The unrecorded oral confessions, one made to Sergeant Bear and the other to Deputy Sheriff Costley after the arrest of the defendant and while he was in custody in the patrol car, clearly meet three of the requirements. He was the only and thus the particular suspect; he was in custody; and he was not advised of his rights. Moving to the remaining requirement that the accusatory stage of the investigation ripens so as to render incriminating statements inadmissible when the officers undertake a "process of interrogations that lends itself to eliciting incriminating statements" (Escobedo v. Illinois, supra, 378 U.S. 478, 491; People v. Stewart, supra, 62 Cal. 2d 571, 578), we find that this record does not adequately reflect the two conversations to permit a determination in favor of the People. In Stewart it is said (p. 579):

"The test which we have described does not propose a determination of the actual intent or subjective purpose of the police in undertaking the interrogations but a determination based upon the objective evidence. Whatever may be the [233 Cal. App. 2d 606] subjective intent of the interrogators, we must, in order to determine if the police are carrying out 'a process of interrogations that lends itself to eliciting incriminating statements' (Escobedo v. Illinois, supra, at p. 491), analyze the total situation which envelops the questioning by considering such factors as the length of the interrogation, the place and time of the interrogation, the nature of the questions, the conduct of the police and all other relevant circumstances.

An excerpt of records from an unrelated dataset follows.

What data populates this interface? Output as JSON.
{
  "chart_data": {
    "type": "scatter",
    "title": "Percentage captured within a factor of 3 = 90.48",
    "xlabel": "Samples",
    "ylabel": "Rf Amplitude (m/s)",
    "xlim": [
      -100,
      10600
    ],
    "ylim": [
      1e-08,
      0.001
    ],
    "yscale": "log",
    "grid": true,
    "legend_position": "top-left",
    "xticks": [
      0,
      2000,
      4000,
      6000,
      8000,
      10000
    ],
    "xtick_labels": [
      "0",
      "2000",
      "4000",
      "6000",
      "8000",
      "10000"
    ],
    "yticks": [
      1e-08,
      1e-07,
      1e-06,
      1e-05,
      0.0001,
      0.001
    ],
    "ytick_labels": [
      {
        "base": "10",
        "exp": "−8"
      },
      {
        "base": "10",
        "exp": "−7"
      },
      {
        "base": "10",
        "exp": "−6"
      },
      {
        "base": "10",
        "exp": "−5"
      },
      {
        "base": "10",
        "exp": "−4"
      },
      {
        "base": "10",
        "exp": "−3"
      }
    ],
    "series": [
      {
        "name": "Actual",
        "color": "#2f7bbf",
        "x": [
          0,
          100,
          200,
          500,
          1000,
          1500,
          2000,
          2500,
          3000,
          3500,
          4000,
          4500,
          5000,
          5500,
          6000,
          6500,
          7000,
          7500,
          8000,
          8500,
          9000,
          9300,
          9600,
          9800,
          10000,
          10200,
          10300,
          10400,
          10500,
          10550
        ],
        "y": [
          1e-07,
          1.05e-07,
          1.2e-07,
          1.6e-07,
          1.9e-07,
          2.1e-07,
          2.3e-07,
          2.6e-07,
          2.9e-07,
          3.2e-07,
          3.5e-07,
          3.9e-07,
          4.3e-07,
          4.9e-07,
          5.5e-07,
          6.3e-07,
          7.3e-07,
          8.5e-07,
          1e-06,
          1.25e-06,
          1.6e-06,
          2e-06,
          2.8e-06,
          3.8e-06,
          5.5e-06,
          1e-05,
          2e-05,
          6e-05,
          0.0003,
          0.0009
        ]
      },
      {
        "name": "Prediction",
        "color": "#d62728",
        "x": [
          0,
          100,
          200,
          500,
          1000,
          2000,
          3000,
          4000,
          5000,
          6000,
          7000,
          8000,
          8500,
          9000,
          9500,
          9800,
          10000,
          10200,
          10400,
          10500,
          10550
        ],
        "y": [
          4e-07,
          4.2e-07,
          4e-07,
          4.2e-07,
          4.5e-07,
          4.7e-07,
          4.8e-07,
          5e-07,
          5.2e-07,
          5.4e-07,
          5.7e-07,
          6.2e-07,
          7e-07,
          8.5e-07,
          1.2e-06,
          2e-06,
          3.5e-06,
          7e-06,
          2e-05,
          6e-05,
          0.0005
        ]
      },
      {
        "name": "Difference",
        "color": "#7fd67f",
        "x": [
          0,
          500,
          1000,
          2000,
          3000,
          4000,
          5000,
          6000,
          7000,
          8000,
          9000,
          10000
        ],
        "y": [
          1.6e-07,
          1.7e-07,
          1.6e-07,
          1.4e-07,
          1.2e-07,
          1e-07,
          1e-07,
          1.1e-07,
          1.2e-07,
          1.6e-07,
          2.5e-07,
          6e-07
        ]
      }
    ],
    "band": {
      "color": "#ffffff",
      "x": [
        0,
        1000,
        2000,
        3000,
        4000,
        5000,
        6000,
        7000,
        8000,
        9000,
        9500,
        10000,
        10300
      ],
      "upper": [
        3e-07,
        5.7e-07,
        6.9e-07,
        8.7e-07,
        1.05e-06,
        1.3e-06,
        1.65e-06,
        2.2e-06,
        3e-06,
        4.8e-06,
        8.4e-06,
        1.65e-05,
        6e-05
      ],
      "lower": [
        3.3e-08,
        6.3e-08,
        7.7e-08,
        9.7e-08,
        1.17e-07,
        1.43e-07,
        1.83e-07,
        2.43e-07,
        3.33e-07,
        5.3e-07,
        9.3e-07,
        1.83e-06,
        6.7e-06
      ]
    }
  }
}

"As some writers have suggested, 'An objective test is ... likely for the new American rule, for it is noteworthy that the question of "purpose to elicit a confession" may be more readily determined from the objective evidence--such as the nature of the questions and accusations put to defendant and the length of the interrogation--than the question whether the police had decided to charge the defendant.' [Citations.]"

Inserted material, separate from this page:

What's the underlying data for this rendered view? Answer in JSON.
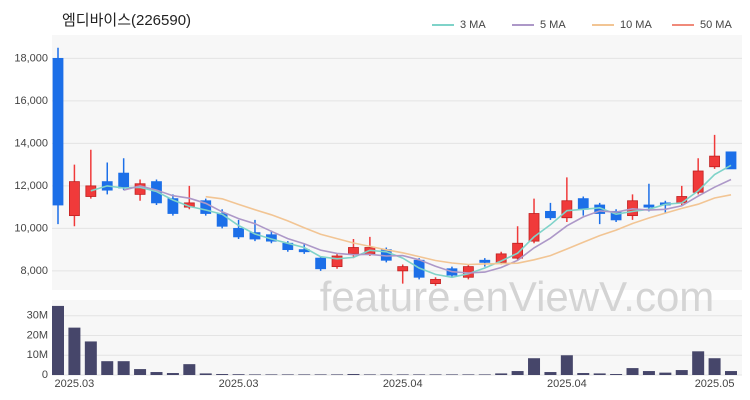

This record shows that both officers testified as to what the defendant told them but it does not reveal the questions which they asked of the defendant, nor whether such questions were accusatory or inquiring in nature. This testimony relating to the oral confessions is very brief. This is understandable for undoubtedly the prosecution placed its main reliance upon the two formal taped confessions subsequently given by the defendant.

From the record of this trial we are unable to say that the defendant's rights to have the aid of counsel and to remain silent, as guaranteed by the Constitution of the United States and the Constitution of the State of California, have not been violated. Although there is ample evidence to support the finding of guilt even if all incriminating statements and confessions made by the defendant be disregarded, we are compelled, under the authority of the cases herein cited, to reverse the judgment and remand for a new trial.

Other contentions made by the defendant are either devoid of merit or discussion thereon is rendered unnecessary by reason of our conclusion that the several confessions were improperly admitted into evidence.

The judgment is reversed.

Conley, P. J., and Stone, J., concurred.